In the high-profile case involving Chief Justice Iftikhar Muhammad Chaudhry's son, Arsalaan Iftikhar, the Court also asked the Attorney-General to “set the machinery of the State in motion'' so that all those involved “are pursued and brought to book with the full force and rigour of the law''.
The short order has named Dr. Arsalaan and Mr. Riaz among those who should be investigated. Mr. Riaz claimed he has doled out several millions to the Chief Justice's son in the hope of influencing a slew of cases pending against his property business. Also, according to the Court, the documentary evidence furnished by Mr. Riaz substantiates only 4.5 per cent of the Rs. 342.5 million that he is alleged to have paid Dr. Arsalaan. All that has been backed up by evidence are the foreign travel and boarding bills in London and Monte Carlo; not the cash transfers, the order noted.
The other high-profile case — the contempt case against the Prime Minister — saw heated exchanges with police entering the Court of the Chief Justice as lawyers began shouting slogans against the Attorney-General.

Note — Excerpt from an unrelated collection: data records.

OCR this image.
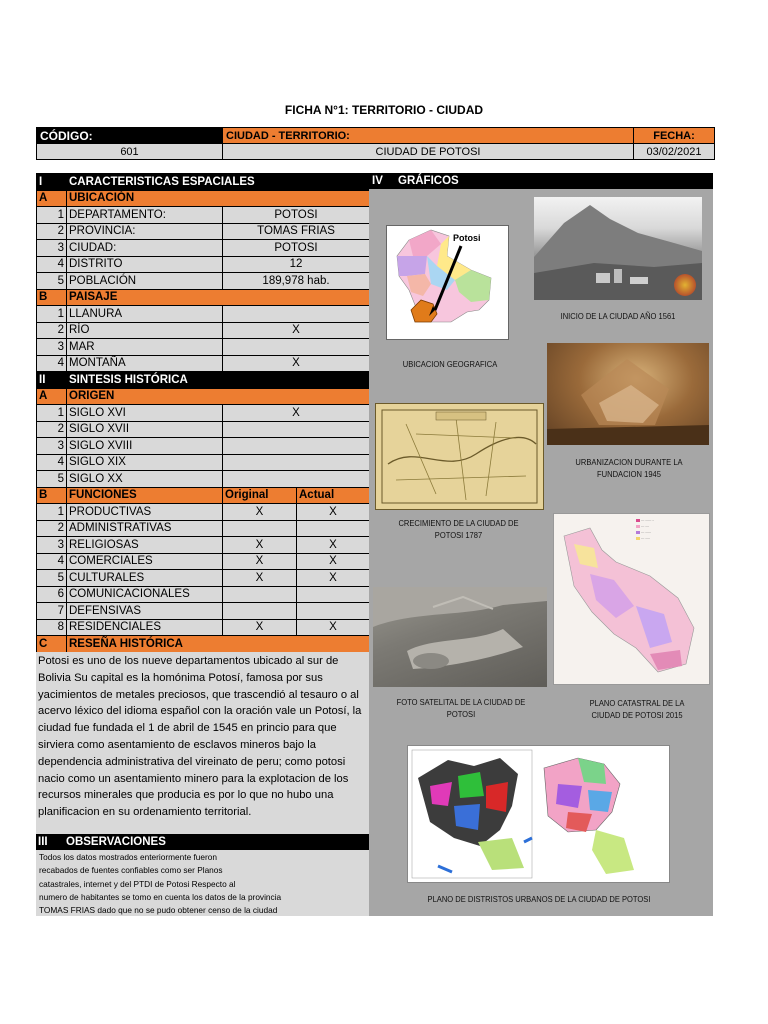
FICHA N°1: TERRITORIO - CIUDAD
CÓDIGO:	CIUDAD - TERRITORIO:	FECHA:
601	CIUDAD DE POTOSI	03/02/2021
I	CARACTERISTICAS ESPACIALES		
A	UBICACIÓN		
1	DEPARTAMENTO:	POTOSI	
2	PROVINCIA:	TOMAS FRIAS	
3	CIUDAD:	POTOSI	
4	DISTRITO	12	
5	POBLACIÓN	189,978 hab.	
B	PAISAJE		
1	LLANURA		
2	RÍO	X	
3	MAR		
4	MONTAÑA	X	
II	SINTESIS HISTÓRICA		
A	ORIGEN		
1	SIGLO XVI	X	
2	SIGLO XVII		
3	SIGLO XVIII		
4	SIGLO XIX		
5	SIGLO XX		
B	FUNCIONES	Original	Actual
1	PRODUCTIVAS	X	X
2	ADMINISTRATIVAS		
3	RELIGIOSAS	X	X
4	COMERCIALES	X	X
5	CULTURALES	X	X
6	COMUNICACIONALES		
7	DEFENSIVAS		
8	RESIDENCIALES	X	X
C	RESEÑA HISTÓRICA		
Potosi es uno de los nueve departamentos ubicado al sur de Bolivia Su capital es la homónima Potosí, famosa por sus yacimientos de metales preciosos, que trascendió al tesauro o al acervo léxico del idioma español con la oración vale un Potosí, la ciudad fue fundada el 1 de abril de 1545 en princio para que sirviera como asentamiento de esclavos mineros bajo la dependencia administrativa del vireinato de peru; como potosi nacio como un asentamiento minero para la explotacion de los recursos minerales que producia es por lo que no hubo una planificacion en su ordenamiento territorial.
III	OBSERVACIONES
Todos los datos mostrados enteriormente fueron
recabados de fuentes confiables como ser Planos
catastrales, internet y del PTDI de Potosi Respecto al
numero de habitantes se tomo en cuenta los datos de la provincia
TOMAS FRIAS dado que no se pudo obtener censo de la ciudad
IV	GRÁFICOS
Potosi
UBICACION GEOGRAFICA
INICIO DE LA CIUDAD AÑO 1561
URBANIZACION DURANTE LA FUNDACION 1945
CRECIMIENTO DE LA CIUDAD DE POTOSI 1787
···········
·······
·········
········
PLANO CATASTRAL DE LA CIUDAD DE POTOSI 2015
FOTO SATELITAL DE LA CIUDAD DE POTOSI
PLANO DE DISTRISTOS URBANOS DE LA CIUDAD DE POTOSI
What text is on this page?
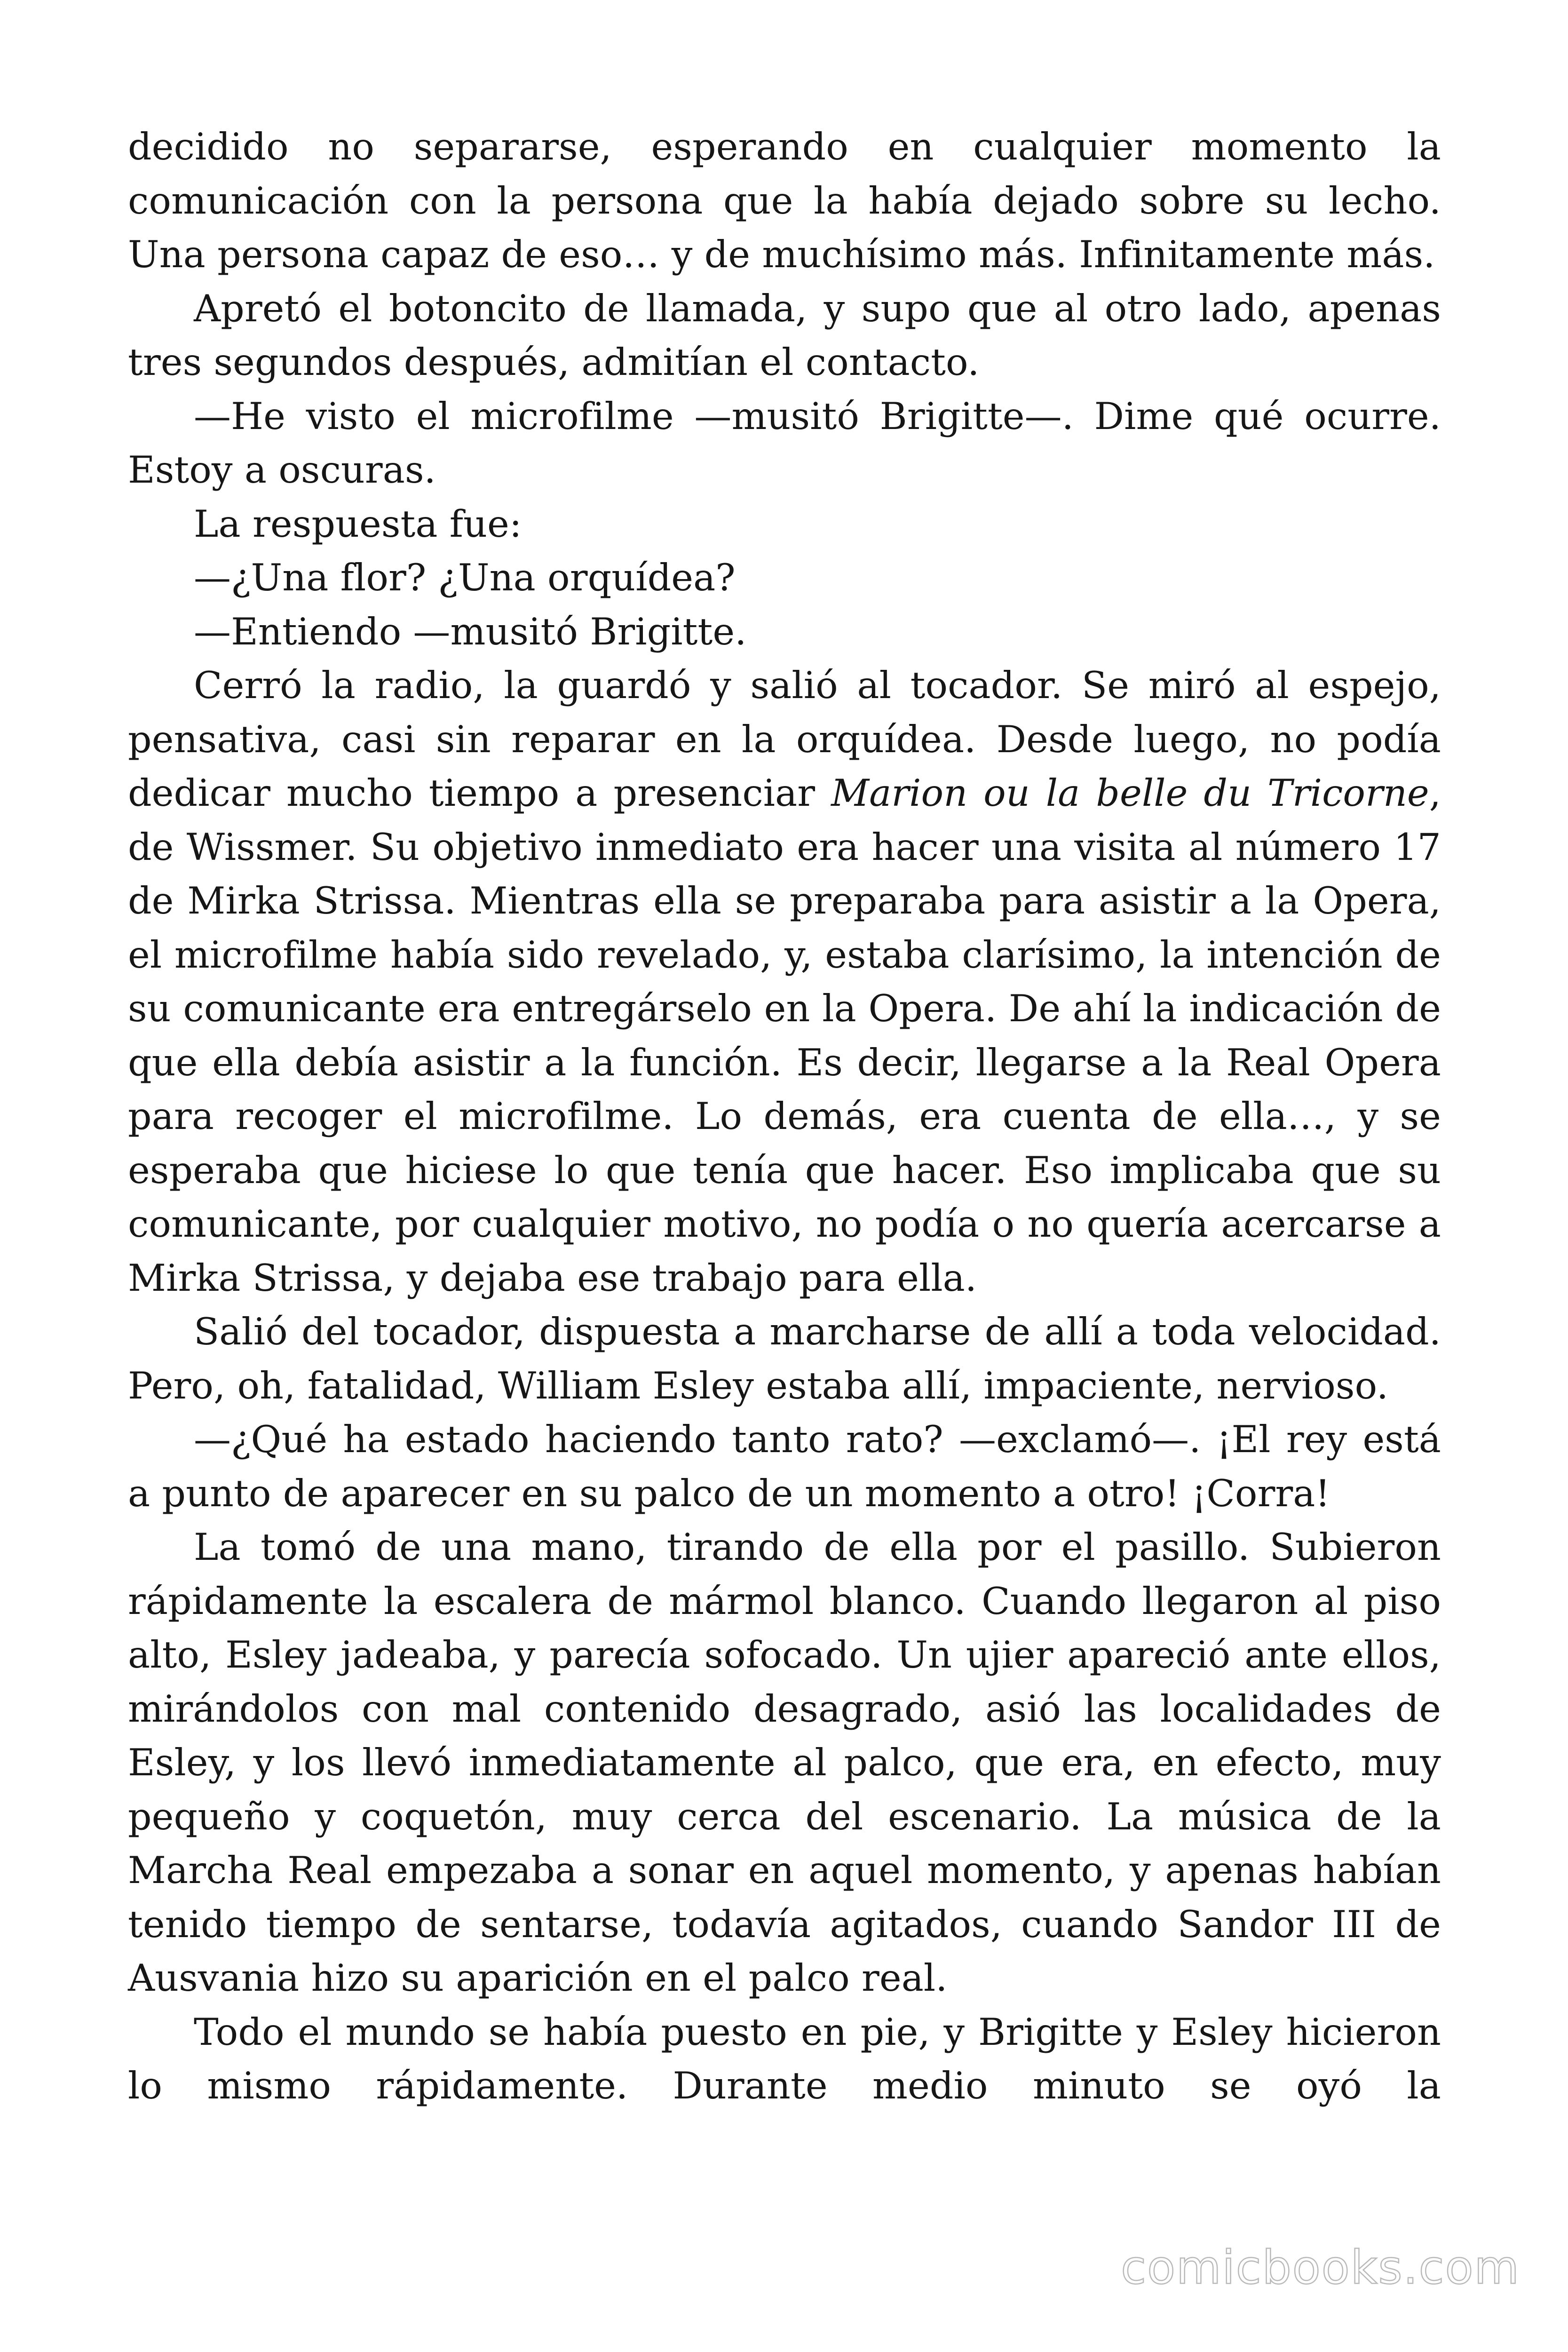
decidido no separarse, esperando en cualquier momento la comunicación con la persona que la había dejado sobre su lecho. Una persona capaz de eso… y de muchísimo más. Infinitamente más.

Apretó el botoncito de llamada, y supo que al otro lado, apenas tres segundos después, admitían el contacto.

—He visto el microfilme —musitó Brigitte—. Dime qué ocurre. Estoy a oscuras.

La respuesta fue:

—¿Una flor? ¿Una orquídea?

—Entiendo —musitó Brigitte.

Cerró la radio, la guardó y salió al tocador. Se miró al espejo, pensativa, casi sin reparar en la orquídea. Desde luego, no podía dedicar mucho tiempo a presenciar Marion ou la belle du Tricorne, de Wissmer. Su objetivo inmediato era hacer una visita al número 17 de Mirka Strissa. Mientras ella se preparaba para asistir a la Opera, el microfilme había sido revelado, y, estaba clarísimo, la intención de su comunicante era entregárselo en la Opera. De ahí la indicación de que ella debía asistir a la función. Es decir, llegarse a la Real Opera para recoger el microfilme. Lo demás, era cuenta de ella…, y se esperaba que hiciese lo que tenía que hacer. Eso implicaba que su comunicante, por cualquier motivo, no podía o no quería acercarse a Mirka Strissa, y dejaba ese trabajo para ella.

Salió del tocador, dispuesta a marcharse de allí a toda velocidad. Pero, oh, fatalidad, William Esley estaba allí, impaciente, nervioso.

—¿Qué ha estado haciendo tanto rato? —exclamó—. ¡El rey está a punto de aparecer en su palco de un momento a otro! ¡Corra!

La tomó de una mano, tirando de ella por el pasillo. Subieron rápidamente la escalera de mármol blanco. Cuando llegaron al piso alto, Esley jadeaba, y parecía sofocado. Un ujier apareció ante ellos, mirándolos con mal contenido desagrado, asió las localidades de Esley, y los llevó inmediatamente al palco, que era, en efecto, muy pequeño y coquetón, muy cerca del escenario. La música de la Marcha Real empezaba a sonar en aquel momento, y apenas habían tenido tiempo de sentarse, todavía agitados, cuando Sandor III de Ausvania hizo su aparición en el palco real.

Todo el mundo se había puesto en pie, y Brigitte y Esley hicieron lo mismo rápidamente. Durante medio minuto se oyó la

comicbooks.com
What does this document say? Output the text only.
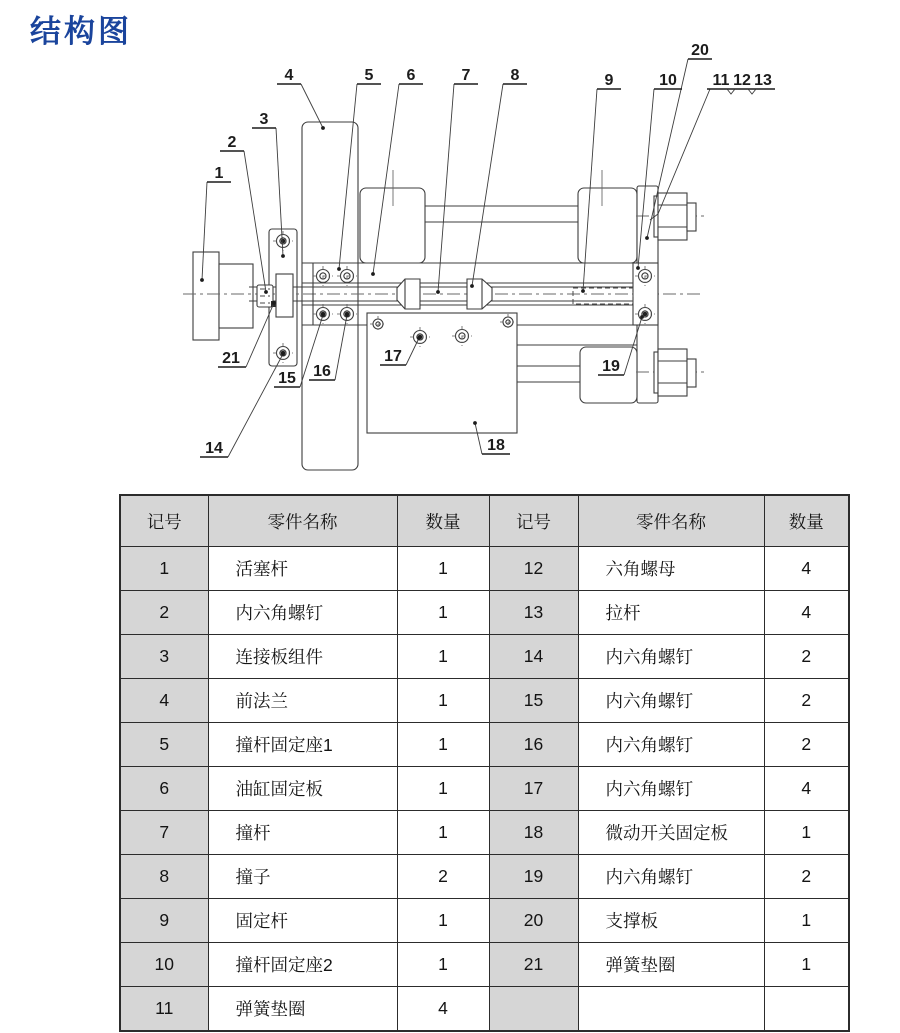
结构图
1
2
3
4	5 6	7	8	9	10 11 12 13
20
21
14
15 16
17
18
19
记号	零件名称	数量	记号	零件名称	数量
1	活塞杆	1	12	六角螺母	4
2	内六角螺钉	1	13	拉杆	4
3	连接板组件	1	14	内六角螺钉	2
4	前法兰	1	15	内六角螺钉	2
5	撞杆固定座1	1	16	内六角螺钉	2
6	油缸固定板	1	17	内六角螺钉	4
7	撞杆	1	18	微动开关固定板	1
8	撞子	2	19	内六角螺钉	2
9	固定杆	1	20	支撑板	1
10	撞杆固定座2	1	21	弹簧垫圈	1
11	弹簧垫圈	4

The two cases together hogged the headlines. In the Prime Minister's case — essentially a petition challenging the ruling of the National Assembly Speaker against disqualifying the Premier — lawyers barged in support of the judiciary when Attorney-General Irfan Qadir sought to question the haste being shown by the bench in dealing with the matter. The arguments between him and the bench — presided by the Chief Justice — got heated upon which lawyers standing outside the court entered and began shouting slogans.
In anticipation of an adverse verdict, the National Assembly passed a resolution in favour of the Speaker's ruling. Even as the stage seemed poised for a clash between the judiciary and the legislature over the Premier's disqualification, tensions were brought down by the Chief Justice himself who asked the lawyers to calm down. The case is now posted for hearing on Friday. Earlier, hearing in the contempt case against Mr. Riaz — for his sweeping allegations against the Court and charge that the Chief Justice had been aware of his son's doings much before he took suo motu notice of it last week — was adjourned for seven days as the property tycoon sought time to arrange a lawyer for himself.
Apparently, Mr. Riaz — despite his deep pockets — is having trouble getting a lawyer in the contempt case because several bar associations have initiated proceedings to debar his lawyer in the Arsalaan iisue, Zahid Bokhari, for taking it. Also members have been told not to take his contempt case or face similar action.